November 4, 2013

Our Trip to Italy

by Mikaela Ruef

This summer our team had the opportunity to visit one of the most amazing countries in the world. After a long summer of hard work, we were rewarded with a trip to Italy, and it couldn’t have been a more perfect trip. Thanks to my wimpy feet that forced me to red shirt my junior year, I was lucky enough to stick around one last year and make the trip. I can’t even begin to explain how lucky I feel to have had such bad luck junior year, but enough about me, and more about the trip! I can’t possibly describe the entire trip in just one short little blog post, so I’ll just give the highlights, and even then this post will be lengthy and not do justice to things I describe.

The trip started with the longest plane ride of my life, luckily there were 3 meals, extra legroom, and an endless movie selection in the seatbacks.

Our first stop was Rome where we took group tours of the Coliseum and the Vatican. It was surreal to visit both places because I’d learned about the Coliseum in 7th grade world history class and the Vatican in religion class since I was about 8, but now we were actually there at the real place in Italy. The pictures I’d seen in books and on TV I was now seeing with my eyes and my brain had a hard time comprehending that this was real life. Of course, I made sure all of my teammates and I grossly over used the saying, “When in Rome…” because how many times do you actually get to say it when you’re literally IN ROME? The craziest thing about Rome is that it is a very large modern city with highways and cars and the whole nine yards, and among this bustling modern city are ruins from a different world.

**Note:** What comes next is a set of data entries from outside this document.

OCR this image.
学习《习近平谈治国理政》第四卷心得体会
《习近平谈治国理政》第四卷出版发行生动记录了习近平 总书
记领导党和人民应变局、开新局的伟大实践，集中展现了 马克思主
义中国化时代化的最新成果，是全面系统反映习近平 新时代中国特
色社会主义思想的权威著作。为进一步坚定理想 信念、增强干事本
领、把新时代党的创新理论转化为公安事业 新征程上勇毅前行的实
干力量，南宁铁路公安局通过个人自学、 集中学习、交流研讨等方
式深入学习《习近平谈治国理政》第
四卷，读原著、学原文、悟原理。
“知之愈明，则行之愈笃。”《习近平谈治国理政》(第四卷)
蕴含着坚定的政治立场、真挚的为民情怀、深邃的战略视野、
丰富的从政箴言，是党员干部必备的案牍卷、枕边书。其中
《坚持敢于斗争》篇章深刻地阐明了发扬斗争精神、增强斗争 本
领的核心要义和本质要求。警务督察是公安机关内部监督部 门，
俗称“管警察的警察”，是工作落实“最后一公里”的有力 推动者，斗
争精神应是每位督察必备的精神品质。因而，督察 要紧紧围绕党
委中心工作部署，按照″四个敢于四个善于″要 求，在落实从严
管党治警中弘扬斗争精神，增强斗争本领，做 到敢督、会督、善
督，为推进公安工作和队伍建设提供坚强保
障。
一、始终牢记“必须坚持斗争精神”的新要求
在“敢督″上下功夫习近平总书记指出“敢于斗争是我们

Visiting Rome is like time travelling, one minute you’re in the Ancient Roman Empire standing at the base of the original Capital Hill, and the next minute you get honked at by a speeding car for walking too slow across an intersection.

After leaving Rome, we stopped in Siena for the afternoon. Siena is this quaint, relaxing, vacation getaway, and mark my words, I will return. It was easily my favorite city because I absolutely loved the lifestyle. Everything was extremely laid back, there were no cars on any of the cobblestone roads, the weather was perfect, and the scenery was straight out of a romance novel. I was sad we had to leave so soon, but I was thankful that we stopped at all cuz now I know where I’m going to live when I grow up (just kidding, but seriously, I loved it).

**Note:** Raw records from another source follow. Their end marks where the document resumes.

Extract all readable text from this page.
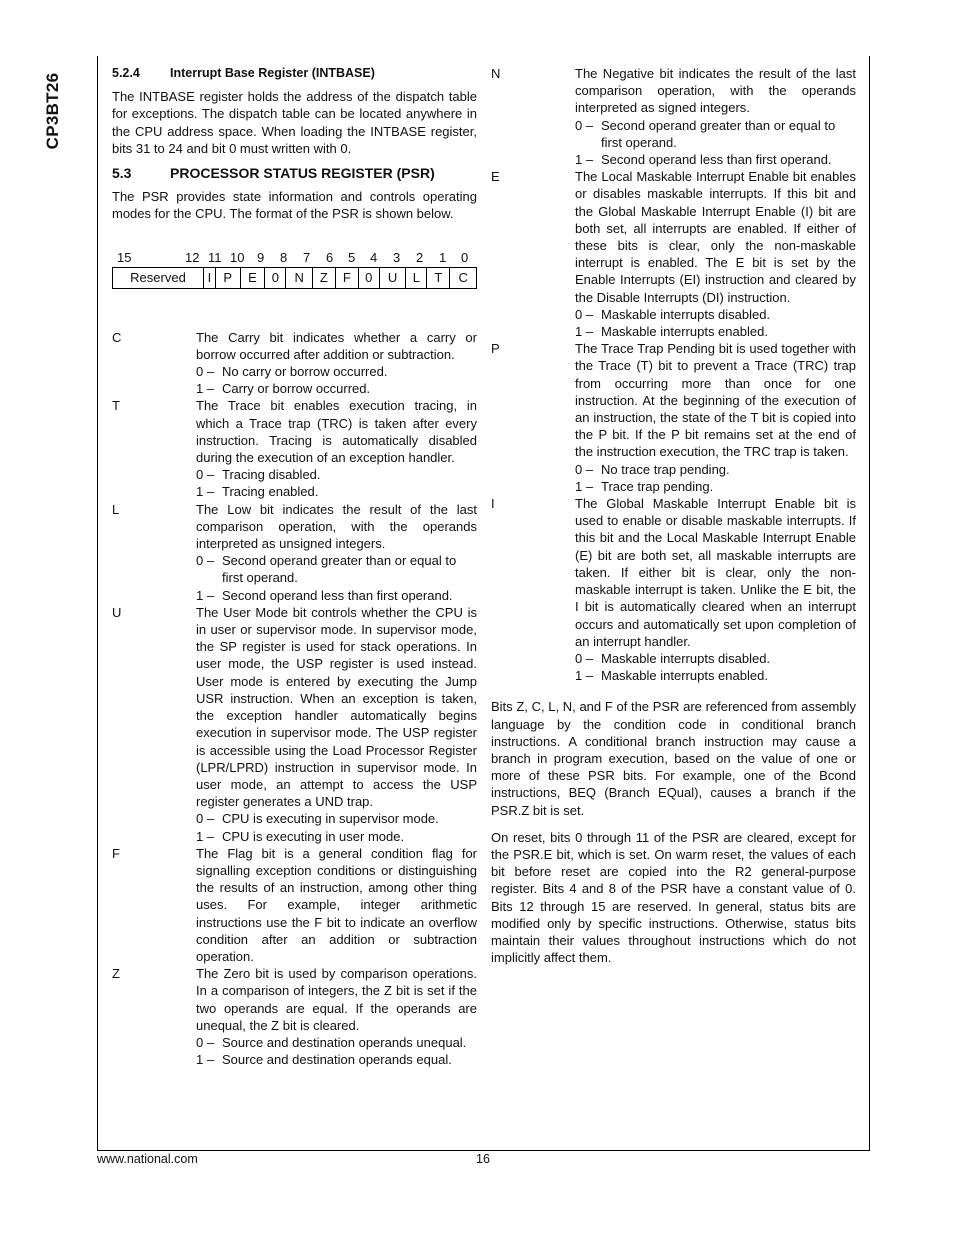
CP3BT26	5.2.4	Interrupt Base Register (INTBASE)

The INTBASE register holds the address of the dispatch table for exceptions. The dispatch table can be located anywhere in the CPU address space. When loading the INTBASE register, bits 31 to 24 and bit 0 must written with 0.

5.3	PROCESSOR STATUS REGISTER (PSR)

The PSR provides state information and controls operating modes for the CPU. The format of the PSR is shown below.

15	12 11 10 9 8 7 6 5 4 3 2 1 0
Reserved	I	P	E	0	N	Z	F	0	U	L	T	C
C	The Carry bit indicates whether a carry or borrow occurred after addition or subtraction.

0 – No carry or borrow occurred.
1 – Carry or borrow occurred.
T	The Trace bit enables execution tracing, in which a Trace trap (TRC) is taken after every instruction. Tracing is automatically disabled during the execution of an exception handler.

0 – Tracing disabled.
1 – Tracing enabled.
L	The Low bit indicates the result of the last comparison operation, with the operands interpreted as unsigned integers.

0 – Second operand greater than or equal to first operand.
1 – Second operand less than first operand.
U	The User Mode bit controls whether the CPU is in user or supervisor mode. In supervisor mode, the SP register is used for stack operations. In user mode, the USP register is used instead. User mode is entered by executing the Jump USR instruction. When an exception is taken, the exception handler automatically begins execution in supervisor mode. The USP register is accessible using the Load Processor Register (LPR/LPRD) instruction in supervisor mode. In user mode, an attempt to access the USP register generates a UND trap.

0 – CPU is executing in supervisor mode.
1 – CPU is executing in user mode.
F	The Flag bit is a general condition flag for signalling exception conditions or distinguishing the results of an instruction, among other thing uses. For example, integer arithmetic instructions use the F bit to indicate an overflow condition after an addition or subtraction operation.

Z	The Zero bit is used by comparison operations. In a comparison of integers, the Z bit is set if the two operands are equal. If the operands are unequal, the Z bit is cleared.

0 – Source and destination operands unequal.
1 – Source and destination operands equal.
N	The Negative bit indicates the result of the last comparison operation, with the operands interpreted as signed integers.

0 – Second operand greater than or equal to first operand.
1 – Second operand less than first operand.
E	The Local Maskable Interrupt Enable bit enables or disables maskable interrupts. If this bit and the Global Maskable Interrupt Enable (I) bit are both set, all interrupts are enabled. If either of these bits is clear, only the non-maskable interrupt is enabled. The E bit is set by the Enable Interrupts (EI) instruction and cleared by the Disable Interrupts (DI) instruction.

0 – Maskable interrupts disabled.
1 – Maskable interrupts enabled.
P	The Trace Trap Pending bit is used together with the Trace (T) bit to prevent a Trace (TRC) trap from occurring more than once for one instruction. At the beginning of the execution of an instruction, the state of the T bit is copied into the P bit. If the P bit remains set at the end of the instruction execution, the TRC trap is taken.

0 – No trace trap pending.
1 – Trace trap pending.
I	The Global Maskable Interrupt Enable bit is used to enable or disable maskable interrupts. If this bit and the Local Maskable Interrupt Enable (E) bit are both set, all maskable interrupts are taken. If either bit is clear, only the non-maskable interrupt is taken. Unlike the E bit, the I bit is automatically cleared when an interrupt occurs and automatically set upon completion of an interrupt handler.

0 – Maskable interrupts disabled.
1 – Maskable interrupts enabled.

Bits Z, C, L, N, and F of the PSR are referenced from assembly language by the condition code in conditional branch instructions. A conditional branch instruction may cause a branch in program execution, based on the value of one or more of these PSR bits. For example, one of the Bcond instructions, BEQ (Branch EQual), causes a branch if the PSR.Z bit is set.

On reset, bits 0 through 11 of the PSR are cleared, except for the PSR.E bit, which is set. On warm reset, the values of each bit before reset are copied into the R2 general-purpose register. Bits 4 and 8 of the PSR have a constant value of 0. Bits 12 through 15 are reserved. In general, status bits are modified only by specific instructions. Otherwise, status bits maintain their values throughout instructions which do not implicitly affect them.

www.national.com	16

Next came Florence, where I did most of my gift shopping. But you can’t visit Florence without seeing Michelangelo’s David in the Galeria dell’Academia. The statue is absolutely breathtaking, I could have easily sat and just stared at it for hours. First of all, it’s HUGE and second it’s perfect, as in you can see veins popping out of his arms. It looks like Michelangelo froze a giant and then coated it in marble glaze… that good. The team got a full day to explore Florence with no scheduled tours, and everyone took full advantage, shopping for leather gifts in the markets and eating way too much gelato, pizza and pasta (I was on a diet, so I only ate 2 gelatos a day and 9 on the last day).

The final stop before heading home was Venice, which like every other city we visited in Italy, was beautiful. There are no cars in Venice, only boats, canals, buildings, and sidewalks. The water taxi drivers are truly gifted at maneuvering their boats in the narrow canals without ramming into the buildings. Driving those things is an art. After all my contemplating, I still can’t figure out why someone would look at the lagoon Venice is built on and say, “This looks like a perfect spot to build a city”, but boy am I glad they did because it’s a unique city and a great place to experience.

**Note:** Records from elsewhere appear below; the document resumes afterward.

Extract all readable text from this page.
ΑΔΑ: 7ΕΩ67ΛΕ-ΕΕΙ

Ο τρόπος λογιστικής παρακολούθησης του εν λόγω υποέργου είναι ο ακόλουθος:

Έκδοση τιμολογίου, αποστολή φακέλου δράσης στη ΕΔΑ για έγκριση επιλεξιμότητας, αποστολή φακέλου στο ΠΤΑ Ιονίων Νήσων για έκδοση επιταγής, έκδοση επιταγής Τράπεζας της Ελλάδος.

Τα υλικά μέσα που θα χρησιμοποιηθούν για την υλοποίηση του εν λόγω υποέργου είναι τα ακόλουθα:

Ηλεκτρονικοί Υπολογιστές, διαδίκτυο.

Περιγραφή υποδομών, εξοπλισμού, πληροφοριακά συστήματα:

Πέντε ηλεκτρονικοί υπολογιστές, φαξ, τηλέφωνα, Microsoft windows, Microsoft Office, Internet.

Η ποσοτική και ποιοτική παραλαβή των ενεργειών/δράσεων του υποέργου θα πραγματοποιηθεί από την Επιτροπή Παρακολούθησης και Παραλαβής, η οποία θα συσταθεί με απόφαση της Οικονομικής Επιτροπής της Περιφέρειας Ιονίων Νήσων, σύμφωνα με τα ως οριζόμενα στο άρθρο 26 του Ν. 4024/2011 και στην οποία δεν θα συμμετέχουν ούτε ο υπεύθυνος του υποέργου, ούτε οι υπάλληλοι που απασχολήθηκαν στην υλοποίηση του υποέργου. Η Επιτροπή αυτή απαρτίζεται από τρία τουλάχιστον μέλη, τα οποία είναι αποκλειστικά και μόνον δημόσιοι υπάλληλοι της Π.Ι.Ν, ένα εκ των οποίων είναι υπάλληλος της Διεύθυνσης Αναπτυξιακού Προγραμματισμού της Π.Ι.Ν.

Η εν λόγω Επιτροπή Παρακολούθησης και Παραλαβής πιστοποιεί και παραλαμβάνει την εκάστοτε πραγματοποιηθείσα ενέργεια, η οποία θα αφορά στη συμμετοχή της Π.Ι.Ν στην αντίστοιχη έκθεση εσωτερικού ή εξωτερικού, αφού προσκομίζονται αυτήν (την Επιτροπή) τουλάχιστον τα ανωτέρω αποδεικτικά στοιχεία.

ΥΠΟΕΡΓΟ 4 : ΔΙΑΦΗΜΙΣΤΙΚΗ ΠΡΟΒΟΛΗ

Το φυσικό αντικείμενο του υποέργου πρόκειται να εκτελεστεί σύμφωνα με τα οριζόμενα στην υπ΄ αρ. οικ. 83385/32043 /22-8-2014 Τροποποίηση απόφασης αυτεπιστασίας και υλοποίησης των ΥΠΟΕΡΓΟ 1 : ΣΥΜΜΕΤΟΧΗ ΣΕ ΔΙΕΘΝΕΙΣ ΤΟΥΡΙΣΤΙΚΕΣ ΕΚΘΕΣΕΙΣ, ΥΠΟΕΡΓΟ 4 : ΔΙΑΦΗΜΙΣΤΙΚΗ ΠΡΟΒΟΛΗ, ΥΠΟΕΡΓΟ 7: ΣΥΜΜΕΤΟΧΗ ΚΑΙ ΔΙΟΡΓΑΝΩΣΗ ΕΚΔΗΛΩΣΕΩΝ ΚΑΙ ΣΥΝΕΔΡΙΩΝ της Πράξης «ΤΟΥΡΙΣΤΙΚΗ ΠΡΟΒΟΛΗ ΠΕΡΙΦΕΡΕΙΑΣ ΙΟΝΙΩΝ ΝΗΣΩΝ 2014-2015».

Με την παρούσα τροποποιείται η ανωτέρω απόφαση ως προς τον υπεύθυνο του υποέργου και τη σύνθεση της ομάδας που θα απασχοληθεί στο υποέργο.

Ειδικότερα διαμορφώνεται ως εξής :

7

Oh yeah, we played basketball while we were there, I almost forgot! We went 3 for 3 with one close game. Everyone played well, especially the freshmen, who played their first official games for Stanford! The best part about the games was watching the Italian teams during the timeouts (not that I was watching because I was so focused on what the coaches were saying). Anyway, since there are Americans on the teams that don’t speak Italian, the coaches talk to everyone on the team in Italian and then pause. Then, one of the Italian players that knows English translates for the American, then stops and looks back at the coach. Then the coach says a little more then pauses and waits for the translator. It’s entertaining to watch, but super inefficient.

That pretty much sums up the trip. It was such a great bonding experience for the team and WE GOT TO SEE ITALY! I can still barely believe that we actually went and I’m already looking forward to a return trip in the future. Before I end this, I just want to thank everyone who helped finance the trip. I’m so thankful to have gotten the opportunity to go to Italy and I know the rest of the team is too. I can’t think of a better trip, or a better group of people to go with, and I look forward to great season because of it!